Grazie davvero di tutto. Vi amo.”

 

Il libro finì e Sasuke ritornò in sé. Era sul divano, il gatto si era accoccolato contro di lui e faceva pigramente le fusa. Chiuse il libro e lo posò sul tavolino, si passò stancamente una mano sugli occhi e proprio in quel momento avvertì qualcosa di umido. Erano lacrime. Inconsciamente durante la lettura aveva pianto. Era davvero difficile in quel momento non immedesimarsi con lo scrittore. Capiva fin troppo bene la rabbia provata. Dannazione! Lanciò il cuscino contro la finestra del balcone e il gatto sobbalzò. Perché tutto quello era successo proprio alla povera Mikoto? Sua madre era la donna più bella, buona e dolce del mondo. Non aveva avuto una vita facile e non si meritava davvero quella fine. E Sasuke pianse. Finalmente dopo più di sei settimane pianse e tirò fuori tutto lo shock, il dolore, la tristezza, la rabbia di quella perdita. Pianse e urlò fino allo stremo, ricordando i bei momenti legati alla madre.

Proprio mentre stava per addormentarsi, stremato dal pianto, il gatto gli salì addosso. Iniziò ad accarezzarlo distrattamente (per la prima volta) e nel mentre pensava che forse il ragazzo aveva ragione. Non poteva far passare la sua vita nel ricordo doloroso della madre, Mikoto non lo avrebbe di certo approvato e questa non reazione era di certo molto poco Uchiha. Avrebbe dovuto imparare a convivere con il suo dolore, avrebbe dovuto imparare ad esternarlo e magari anche a condividerlo con chi stava provando lo stesso dolore come lui. Proprio in quel momento pensò a suo fratello Itachi e si vergognò da morire. Si era lasciato travolgere dallo shock e aveva smesso anche di sopravvivere, lasciando tutto sulle spalle del fratello maggiore. Non poteva continuare così. Decise che il giorno successivo sarebbe tornato a lavoro e che avrebbe fatto tutto quanto in suo potere per poter riprendere a vivere togliendo preoccupazioni a suo fratello e rendendo orgogliosa sua madre. Mikoto sarebbe stata sempre con lui, ora lo sapeva.

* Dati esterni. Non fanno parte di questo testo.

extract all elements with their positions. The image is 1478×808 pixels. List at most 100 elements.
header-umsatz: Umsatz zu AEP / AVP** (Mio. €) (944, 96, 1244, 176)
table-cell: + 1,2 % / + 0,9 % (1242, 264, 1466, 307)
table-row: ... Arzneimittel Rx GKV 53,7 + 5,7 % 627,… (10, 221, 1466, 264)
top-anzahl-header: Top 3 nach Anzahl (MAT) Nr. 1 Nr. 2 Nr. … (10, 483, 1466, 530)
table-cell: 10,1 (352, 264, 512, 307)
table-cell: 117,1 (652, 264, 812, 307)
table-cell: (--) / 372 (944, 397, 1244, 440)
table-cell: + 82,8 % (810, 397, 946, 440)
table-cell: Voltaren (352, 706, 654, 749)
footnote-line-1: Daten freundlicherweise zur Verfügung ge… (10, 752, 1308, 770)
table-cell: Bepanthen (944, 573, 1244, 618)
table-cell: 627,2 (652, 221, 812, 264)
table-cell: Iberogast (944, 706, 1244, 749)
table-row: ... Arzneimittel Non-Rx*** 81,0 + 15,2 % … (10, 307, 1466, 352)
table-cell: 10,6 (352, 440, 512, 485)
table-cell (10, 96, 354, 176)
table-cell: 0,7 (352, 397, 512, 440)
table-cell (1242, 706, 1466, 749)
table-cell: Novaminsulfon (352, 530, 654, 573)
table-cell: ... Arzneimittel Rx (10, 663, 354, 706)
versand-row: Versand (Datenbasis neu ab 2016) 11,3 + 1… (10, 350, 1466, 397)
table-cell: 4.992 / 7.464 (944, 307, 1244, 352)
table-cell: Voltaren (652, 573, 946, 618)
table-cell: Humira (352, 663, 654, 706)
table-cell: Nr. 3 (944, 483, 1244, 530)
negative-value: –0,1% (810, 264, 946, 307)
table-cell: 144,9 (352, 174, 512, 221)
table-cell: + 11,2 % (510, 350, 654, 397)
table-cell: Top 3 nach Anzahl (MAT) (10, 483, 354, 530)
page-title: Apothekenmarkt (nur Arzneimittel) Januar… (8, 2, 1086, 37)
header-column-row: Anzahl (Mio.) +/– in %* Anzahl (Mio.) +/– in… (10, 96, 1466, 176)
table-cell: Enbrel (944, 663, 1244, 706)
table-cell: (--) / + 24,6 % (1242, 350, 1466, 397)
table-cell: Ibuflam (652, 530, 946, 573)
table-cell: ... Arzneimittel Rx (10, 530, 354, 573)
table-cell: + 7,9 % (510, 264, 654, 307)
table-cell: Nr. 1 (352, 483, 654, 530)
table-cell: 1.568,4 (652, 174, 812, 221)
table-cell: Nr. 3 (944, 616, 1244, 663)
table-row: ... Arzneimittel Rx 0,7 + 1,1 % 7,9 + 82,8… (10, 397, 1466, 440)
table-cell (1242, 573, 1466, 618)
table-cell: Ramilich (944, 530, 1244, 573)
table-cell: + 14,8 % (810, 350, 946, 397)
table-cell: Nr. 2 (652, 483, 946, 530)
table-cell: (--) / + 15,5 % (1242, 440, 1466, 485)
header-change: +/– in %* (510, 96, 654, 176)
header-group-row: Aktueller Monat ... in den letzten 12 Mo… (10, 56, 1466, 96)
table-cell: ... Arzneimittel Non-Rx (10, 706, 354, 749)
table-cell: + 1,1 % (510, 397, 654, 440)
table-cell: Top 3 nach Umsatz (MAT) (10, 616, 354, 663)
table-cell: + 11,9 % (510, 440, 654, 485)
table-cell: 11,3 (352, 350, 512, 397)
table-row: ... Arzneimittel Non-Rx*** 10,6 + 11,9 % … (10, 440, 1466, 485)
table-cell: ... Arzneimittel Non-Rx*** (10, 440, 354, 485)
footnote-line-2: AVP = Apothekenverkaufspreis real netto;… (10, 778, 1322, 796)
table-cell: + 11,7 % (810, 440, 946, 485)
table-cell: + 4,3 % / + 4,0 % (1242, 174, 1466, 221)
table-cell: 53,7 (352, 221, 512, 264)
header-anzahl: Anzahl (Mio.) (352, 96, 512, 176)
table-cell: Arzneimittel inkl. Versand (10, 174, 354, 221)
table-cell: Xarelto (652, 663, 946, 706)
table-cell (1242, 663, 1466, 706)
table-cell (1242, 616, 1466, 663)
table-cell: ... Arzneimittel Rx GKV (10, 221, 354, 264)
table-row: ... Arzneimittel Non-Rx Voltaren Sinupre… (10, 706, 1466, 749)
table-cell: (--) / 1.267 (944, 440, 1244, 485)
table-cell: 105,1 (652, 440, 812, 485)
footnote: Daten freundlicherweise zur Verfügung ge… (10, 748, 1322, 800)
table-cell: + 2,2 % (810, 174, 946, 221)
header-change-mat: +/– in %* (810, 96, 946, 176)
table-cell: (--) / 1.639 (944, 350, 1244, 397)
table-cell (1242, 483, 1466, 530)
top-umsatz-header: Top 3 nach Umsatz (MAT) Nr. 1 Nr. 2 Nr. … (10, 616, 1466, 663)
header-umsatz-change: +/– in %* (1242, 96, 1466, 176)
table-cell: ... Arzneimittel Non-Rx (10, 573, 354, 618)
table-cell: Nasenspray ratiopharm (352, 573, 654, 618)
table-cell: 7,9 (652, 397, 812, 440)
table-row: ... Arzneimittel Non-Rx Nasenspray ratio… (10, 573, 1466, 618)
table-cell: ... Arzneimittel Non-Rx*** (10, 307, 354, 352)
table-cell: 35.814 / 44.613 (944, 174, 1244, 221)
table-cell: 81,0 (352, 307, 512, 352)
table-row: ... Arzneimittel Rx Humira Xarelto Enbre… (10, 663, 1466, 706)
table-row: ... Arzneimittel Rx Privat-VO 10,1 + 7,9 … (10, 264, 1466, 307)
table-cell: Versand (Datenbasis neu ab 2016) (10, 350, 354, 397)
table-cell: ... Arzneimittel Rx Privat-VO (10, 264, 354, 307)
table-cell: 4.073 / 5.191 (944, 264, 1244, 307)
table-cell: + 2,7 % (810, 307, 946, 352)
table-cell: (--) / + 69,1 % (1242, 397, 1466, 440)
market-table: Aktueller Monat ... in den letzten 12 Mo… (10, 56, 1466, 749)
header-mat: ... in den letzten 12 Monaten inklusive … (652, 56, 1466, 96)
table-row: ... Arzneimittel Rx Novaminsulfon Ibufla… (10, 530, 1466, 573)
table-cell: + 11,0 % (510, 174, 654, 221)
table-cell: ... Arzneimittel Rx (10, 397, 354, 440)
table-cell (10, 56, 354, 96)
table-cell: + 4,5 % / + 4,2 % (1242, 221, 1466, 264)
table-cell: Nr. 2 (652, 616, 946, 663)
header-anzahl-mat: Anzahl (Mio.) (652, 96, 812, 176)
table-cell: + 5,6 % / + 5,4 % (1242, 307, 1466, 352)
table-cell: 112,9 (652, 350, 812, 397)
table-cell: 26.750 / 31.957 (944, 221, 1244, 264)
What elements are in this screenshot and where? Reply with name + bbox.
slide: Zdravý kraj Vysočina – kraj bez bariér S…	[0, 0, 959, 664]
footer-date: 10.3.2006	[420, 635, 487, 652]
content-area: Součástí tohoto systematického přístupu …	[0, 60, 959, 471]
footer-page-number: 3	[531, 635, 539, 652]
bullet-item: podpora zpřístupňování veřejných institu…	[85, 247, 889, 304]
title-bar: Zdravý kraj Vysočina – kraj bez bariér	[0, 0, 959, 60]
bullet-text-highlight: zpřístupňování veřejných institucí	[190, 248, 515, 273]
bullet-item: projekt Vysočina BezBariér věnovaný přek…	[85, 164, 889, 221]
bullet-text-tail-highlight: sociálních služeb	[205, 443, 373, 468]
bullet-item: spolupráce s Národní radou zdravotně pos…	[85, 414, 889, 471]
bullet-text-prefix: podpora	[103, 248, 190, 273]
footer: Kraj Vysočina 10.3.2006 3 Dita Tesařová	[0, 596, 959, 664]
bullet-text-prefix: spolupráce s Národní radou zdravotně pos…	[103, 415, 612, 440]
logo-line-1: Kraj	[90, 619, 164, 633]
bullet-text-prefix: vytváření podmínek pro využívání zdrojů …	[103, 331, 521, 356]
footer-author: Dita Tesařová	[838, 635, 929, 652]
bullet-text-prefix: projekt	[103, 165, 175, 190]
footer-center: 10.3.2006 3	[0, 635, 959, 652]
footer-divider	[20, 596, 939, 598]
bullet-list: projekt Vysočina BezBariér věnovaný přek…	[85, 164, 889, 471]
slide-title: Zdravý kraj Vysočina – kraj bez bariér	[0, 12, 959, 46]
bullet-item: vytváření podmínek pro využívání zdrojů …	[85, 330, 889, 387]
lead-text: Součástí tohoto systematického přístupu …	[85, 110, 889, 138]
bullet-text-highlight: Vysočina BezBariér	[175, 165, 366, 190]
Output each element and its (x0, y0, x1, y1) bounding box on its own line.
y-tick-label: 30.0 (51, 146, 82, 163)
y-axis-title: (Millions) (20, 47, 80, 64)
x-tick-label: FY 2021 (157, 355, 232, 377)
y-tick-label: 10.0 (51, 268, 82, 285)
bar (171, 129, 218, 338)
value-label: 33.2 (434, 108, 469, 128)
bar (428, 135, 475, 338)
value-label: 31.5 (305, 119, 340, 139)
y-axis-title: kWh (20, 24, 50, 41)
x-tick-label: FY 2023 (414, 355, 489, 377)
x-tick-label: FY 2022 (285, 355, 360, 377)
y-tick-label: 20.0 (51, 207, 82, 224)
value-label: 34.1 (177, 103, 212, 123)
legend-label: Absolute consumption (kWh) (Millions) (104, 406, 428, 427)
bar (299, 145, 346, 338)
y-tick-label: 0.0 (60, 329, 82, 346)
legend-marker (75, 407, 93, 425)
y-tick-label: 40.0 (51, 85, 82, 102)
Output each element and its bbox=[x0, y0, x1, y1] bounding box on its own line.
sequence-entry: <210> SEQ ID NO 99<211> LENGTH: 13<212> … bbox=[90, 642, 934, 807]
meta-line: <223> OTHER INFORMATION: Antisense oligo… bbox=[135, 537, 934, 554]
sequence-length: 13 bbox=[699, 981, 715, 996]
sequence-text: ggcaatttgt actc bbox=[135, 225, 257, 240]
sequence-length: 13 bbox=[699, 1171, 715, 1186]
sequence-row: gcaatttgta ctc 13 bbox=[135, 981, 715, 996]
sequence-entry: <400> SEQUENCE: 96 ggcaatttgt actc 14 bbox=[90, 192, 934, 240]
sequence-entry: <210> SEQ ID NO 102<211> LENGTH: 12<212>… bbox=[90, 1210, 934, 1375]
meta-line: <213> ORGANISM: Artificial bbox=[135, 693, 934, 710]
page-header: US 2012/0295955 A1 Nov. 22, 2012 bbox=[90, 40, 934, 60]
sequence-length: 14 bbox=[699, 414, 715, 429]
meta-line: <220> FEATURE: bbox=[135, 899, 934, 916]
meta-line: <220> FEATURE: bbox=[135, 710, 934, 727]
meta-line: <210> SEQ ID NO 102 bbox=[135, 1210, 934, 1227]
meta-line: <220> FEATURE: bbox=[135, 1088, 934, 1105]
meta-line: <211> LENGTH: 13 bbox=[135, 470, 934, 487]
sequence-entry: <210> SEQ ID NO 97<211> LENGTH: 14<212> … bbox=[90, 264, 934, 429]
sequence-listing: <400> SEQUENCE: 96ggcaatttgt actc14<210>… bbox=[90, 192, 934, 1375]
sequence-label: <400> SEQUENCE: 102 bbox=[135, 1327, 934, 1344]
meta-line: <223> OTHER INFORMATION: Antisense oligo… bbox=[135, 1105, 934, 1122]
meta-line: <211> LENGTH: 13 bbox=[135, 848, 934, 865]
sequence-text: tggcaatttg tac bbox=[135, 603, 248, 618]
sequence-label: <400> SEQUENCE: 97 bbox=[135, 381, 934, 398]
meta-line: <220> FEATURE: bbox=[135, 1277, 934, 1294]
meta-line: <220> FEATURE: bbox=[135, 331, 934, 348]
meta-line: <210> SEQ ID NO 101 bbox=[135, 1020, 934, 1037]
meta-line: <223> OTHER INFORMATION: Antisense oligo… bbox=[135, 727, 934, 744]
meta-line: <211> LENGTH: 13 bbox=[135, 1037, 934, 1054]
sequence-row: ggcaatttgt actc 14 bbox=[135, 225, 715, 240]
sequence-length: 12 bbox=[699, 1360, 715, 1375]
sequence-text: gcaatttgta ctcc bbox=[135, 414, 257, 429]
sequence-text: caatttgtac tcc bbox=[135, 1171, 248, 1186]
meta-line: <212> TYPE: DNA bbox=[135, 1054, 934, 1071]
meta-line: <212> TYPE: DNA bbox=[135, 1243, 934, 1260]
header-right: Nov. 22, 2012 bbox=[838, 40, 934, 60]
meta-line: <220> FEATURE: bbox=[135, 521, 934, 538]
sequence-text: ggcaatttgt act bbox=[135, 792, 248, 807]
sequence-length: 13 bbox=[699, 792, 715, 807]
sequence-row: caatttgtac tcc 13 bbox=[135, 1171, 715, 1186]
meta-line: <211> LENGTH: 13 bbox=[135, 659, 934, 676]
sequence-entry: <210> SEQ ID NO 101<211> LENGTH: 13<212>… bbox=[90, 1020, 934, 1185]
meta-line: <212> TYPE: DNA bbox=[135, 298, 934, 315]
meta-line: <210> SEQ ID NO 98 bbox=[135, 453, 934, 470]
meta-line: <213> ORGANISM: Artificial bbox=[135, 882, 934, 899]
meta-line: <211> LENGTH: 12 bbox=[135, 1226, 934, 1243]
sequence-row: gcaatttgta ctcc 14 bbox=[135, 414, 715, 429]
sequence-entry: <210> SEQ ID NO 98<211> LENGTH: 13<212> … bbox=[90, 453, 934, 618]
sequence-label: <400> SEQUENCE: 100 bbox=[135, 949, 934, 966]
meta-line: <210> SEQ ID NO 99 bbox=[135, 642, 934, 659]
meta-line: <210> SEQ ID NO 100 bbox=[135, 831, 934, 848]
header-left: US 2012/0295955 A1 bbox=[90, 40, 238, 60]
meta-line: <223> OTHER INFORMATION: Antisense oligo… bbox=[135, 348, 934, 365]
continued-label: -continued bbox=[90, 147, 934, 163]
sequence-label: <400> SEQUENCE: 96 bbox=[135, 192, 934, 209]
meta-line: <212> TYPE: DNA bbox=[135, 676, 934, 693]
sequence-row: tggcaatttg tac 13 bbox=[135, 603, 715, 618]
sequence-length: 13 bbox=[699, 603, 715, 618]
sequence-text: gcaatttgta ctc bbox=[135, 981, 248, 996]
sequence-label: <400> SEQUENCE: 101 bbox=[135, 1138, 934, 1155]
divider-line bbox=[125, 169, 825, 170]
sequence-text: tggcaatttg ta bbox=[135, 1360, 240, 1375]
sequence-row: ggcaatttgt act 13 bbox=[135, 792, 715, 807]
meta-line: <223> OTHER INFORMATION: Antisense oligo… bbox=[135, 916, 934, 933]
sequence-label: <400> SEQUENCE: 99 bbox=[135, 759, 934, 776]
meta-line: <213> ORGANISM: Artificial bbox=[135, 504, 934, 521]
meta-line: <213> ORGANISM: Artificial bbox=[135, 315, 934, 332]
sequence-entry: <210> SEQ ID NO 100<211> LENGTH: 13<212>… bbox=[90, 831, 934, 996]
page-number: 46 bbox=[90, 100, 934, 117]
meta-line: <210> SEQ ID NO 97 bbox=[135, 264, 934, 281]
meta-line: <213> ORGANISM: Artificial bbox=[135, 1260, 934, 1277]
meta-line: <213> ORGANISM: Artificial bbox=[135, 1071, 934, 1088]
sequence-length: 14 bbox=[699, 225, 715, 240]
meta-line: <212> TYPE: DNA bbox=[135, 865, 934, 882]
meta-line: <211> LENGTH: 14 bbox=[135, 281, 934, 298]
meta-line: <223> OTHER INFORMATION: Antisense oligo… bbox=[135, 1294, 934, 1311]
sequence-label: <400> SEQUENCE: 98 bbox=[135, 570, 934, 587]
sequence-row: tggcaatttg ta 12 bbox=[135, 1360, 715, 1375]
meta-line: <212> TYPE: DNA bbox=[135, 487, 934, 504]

Mentre si rigirava nel letto sentì il gatto sistemarsi ai suoi piedi e sorridendo tra sé e sé prese il cellulare e mandò un messaggio ad Itachi: “ Sai Niisan penso che il gatto lo chiamerò Kyuubi. Buonanotte.”. Esausto dalle forti emozioni provate tutte insieme in una sola serata il più piccolo degli Uchiha si addormentò al suono delle fusa del suo Kyuubi.